The pandemic has made us very aware of the importance of physical distancing…from the refrigerator. More time at home wearing lounge wear and lounging are also taking their toll. Social media jokesters refer to it as the “Quarantine 15.” We’re not laughing. Even worse, getting on your scale and seeing the bad news could send you straight to the nearest comfort food.
Speaking of refrigerators, want to buy one? Good luck.
Who knew appliances are all in short supply nationwide thanks to the pandemic. COVID-related circumstances have completely disrupted the supply chains of many industries. That means fewer choices. Between the two of us, we speak from experience.
But, before we start bitching about our new appliances, we must point to the accuracy of a term a humorist coined in 1948. We can barely pronounce “resistentialism,” defined as “seemingly spiteful behaviour manifested by inanimate objects.” Second that!
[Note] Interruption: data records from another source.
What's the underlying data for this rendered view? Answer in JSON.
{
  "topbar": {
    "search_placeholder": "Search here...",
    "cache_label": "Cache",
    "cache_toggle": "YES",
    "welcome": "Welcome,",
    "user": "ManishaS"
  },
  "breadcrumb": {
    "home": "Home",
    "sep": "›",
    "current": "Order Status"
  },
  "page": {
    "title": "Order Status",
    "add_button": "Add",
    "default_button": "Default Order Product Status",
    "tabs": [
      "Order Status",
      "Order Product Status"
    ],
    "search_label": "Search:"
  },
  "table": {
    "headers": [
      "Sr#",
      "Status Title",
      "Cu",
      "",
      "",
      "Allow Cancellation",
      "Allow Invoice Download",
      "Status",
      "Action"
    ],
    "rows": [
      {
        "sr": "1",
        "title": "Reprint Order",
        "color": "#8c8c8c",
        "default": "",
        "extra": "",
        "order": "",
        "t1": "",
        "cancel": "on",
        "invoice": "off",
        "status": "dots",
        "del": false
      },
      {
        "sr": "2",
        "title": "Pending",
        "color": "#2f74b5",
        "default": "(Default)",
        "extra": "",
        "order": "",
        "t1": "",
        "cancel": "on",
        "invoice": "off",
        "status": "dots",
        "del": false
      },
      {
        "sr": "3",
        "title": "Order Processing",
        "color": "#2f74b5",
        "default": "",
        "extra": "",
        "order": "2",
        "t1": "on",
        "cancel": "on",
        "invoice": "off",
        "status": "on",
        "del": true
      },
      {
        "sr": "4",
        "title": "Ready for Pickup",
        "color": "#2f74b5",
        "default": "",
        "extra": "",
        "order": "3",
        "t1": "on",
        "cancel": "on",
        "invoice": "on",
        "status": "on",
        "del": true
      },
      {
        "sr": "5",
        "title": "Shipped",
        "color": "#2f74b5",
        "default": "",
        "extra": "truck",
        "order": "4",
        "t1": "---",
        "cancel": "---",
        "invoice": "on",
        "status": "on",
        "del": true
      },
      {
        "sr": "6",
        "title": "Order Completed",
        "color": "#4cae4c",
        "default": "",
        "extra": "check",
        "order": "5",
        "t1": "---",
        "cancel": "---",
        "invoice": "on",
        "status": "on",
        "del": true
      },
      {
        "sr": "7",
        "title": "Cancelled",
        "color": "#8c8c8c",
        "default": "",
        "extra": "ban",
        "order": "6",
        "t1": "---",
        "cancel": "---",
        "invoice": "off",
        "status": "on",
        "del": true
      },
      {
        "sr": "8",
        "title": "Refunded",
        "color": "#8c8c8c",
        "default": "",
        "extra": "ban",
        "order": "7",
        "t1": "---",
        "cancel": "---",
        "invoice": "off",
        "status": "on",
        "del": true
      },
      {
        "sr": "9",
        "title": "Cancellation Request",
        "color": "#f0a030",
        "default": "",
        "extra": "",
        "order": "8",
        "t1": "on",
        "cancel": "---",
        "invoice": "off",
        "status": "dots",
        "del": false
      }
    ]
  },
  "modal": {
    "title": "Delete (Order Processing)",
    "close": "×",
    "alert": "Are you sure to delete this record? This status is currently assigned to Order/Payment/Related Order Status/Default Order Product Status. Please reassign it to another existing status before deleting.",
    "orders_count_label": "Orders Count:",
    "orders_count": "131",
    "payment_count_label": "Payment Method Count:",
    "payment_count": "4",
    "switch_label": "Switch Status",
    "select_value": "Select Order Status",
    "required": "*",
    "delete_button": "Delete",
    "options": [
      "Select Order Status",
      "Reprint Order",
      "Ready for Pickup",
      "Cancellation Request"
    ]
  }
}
The refrigerator went kaput. To add insult to injury, it moaned for a couple of days until a strong nephew wrenched it away from the wall and unplugged it. Only one model was available for delivery in two weeks. Two weeks without a refrigerator!!! And, there was an unknown tradeoff. The compressor of the new frig is so loud that it sounds like a car idling in the kitchen. Definitely spiteful behavior!
So much cooking and cleaning seems to have worn out the dishwasher, cooktop, and stove. It turns out that the new dishwasher’s controls can’t be seen when the door is closed, so you can’t tell when it’s running or if the cycle is complete. Gee, what a brilliant design.
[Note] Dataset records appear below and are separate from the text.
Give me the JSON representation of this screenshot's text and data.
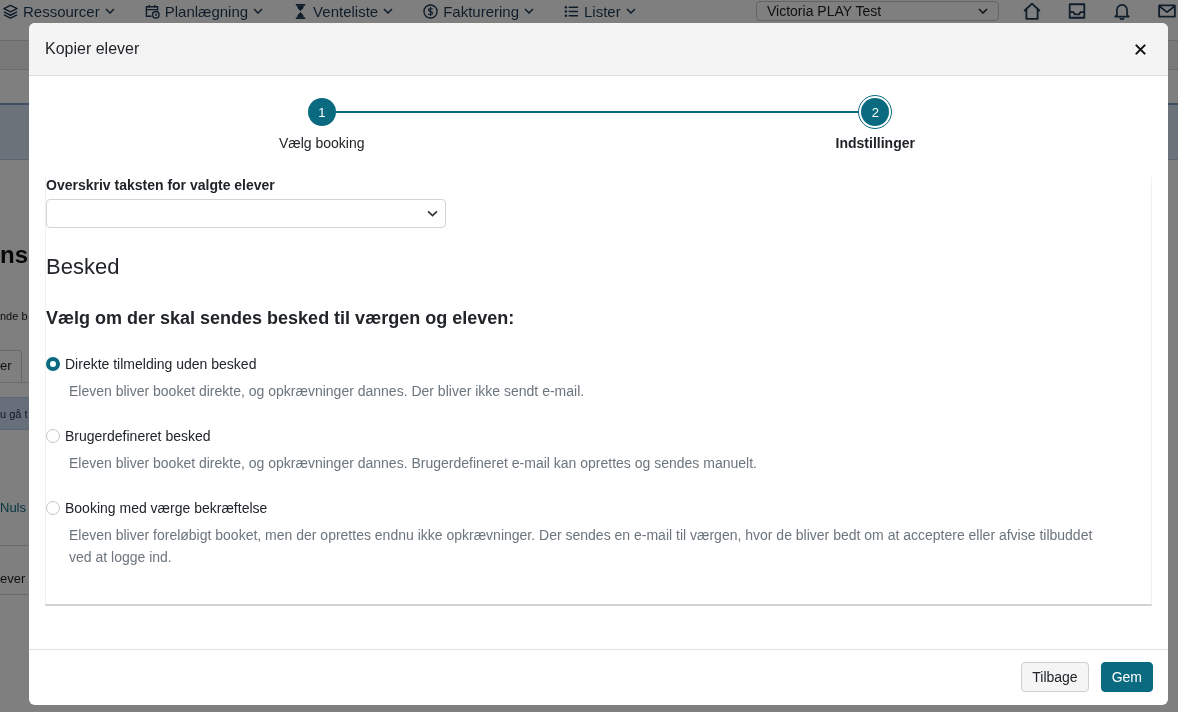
{
  "background_page": {
    "nav": [
      {
        "label": "Ressourcer"
      },
      {
        "label": "Planlægning"
      },
      {
        "label": "Venteliste"
      },
      {
        "label": "Fakturering"
      },
      {
        "label": "Lister"
      }
    ],
    "account_select": {
      "value": "Victoria PLAY Test"
    },
    "left_edge": {
      "heading": "ns",
      "text": "nde b",
      "tab": "er",
      "alert": "u gå t",
      "link": "Nuls",
      "row_text": "ever"
    }
  },
  "dialog": {
    "title": "Kopier elever",
    "steps": [
      {
        "number": "1",
        "label": "Vælg booking",
        "selected": false
      },
      {
        "number": "2",
        "label": "Indstillinger",
        "selected": true
      }
    ],
    "rate_select": {
      "label": "Overskriv taksten for valgte elever"
    },
    "section_title": "Besked",
    "question": "Vælg om der skal sendes besked til værgen og eleven:",
    "options": [
      {
        "label": "Direkte tilmelding uden besked",
        "description": "Eleven bliver booket direkte, og opkrævninger dannes. Der bliver ikke sendt e-mail.",
        "selected": true
      },
      {
        "label": "Brugerdefineret besked",
        "description": "Eleven bliver booket direkte, og opkrævninger dannes. Brugerdefineret e-mail kan oprettes og sendes manuelt.",
        "selected": false
      },
      {
        "label": "Booking med værge bekræftelse",
        "description": "Eleven bliver foreløbigt booket, men der oprettes endnu ikke opkrævninger. Der sendes en e-mail til værgen, hvor de bliver bedt om at acceptere eller afvise tilbuddet ved at logge ind.",
        "selected": false
      }
    ],
    "buttons": [
      {
        "label": "Tilbage",
        "kind": "secondary"
      },
      {
        "label": "Gem",
        "kind": "primary"
      }
    ]
  }
}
Let’s move on to the new cooktop and stove. Every cooking show features a gas cooktop. Experts brag that gas cooktops allow for instant changes in heat and cook more evenly. And, gas cooktop to the rescue if there is an electric power outage. Just need one of those long-reach butane candle lighters and, yes, you can then eat something; and, most importantly, enjoy that essential hot morning coffee.
Okay. Gas cooktop. We misunderstood the sales person. Thought the oven would be electric. Nope. We are adapting and focusing on the positives. Gas stoves are reportedly more precise when changing heat temperatures. But, what idiot puts the oven’s push-button controls right behind the gas burners?? These controls are spot sensitive and hard on old arthritic hands and fingers. We have almost caught our clothes on fire reaching for the timer. And the controls are hard to see. Another spiteful appliance!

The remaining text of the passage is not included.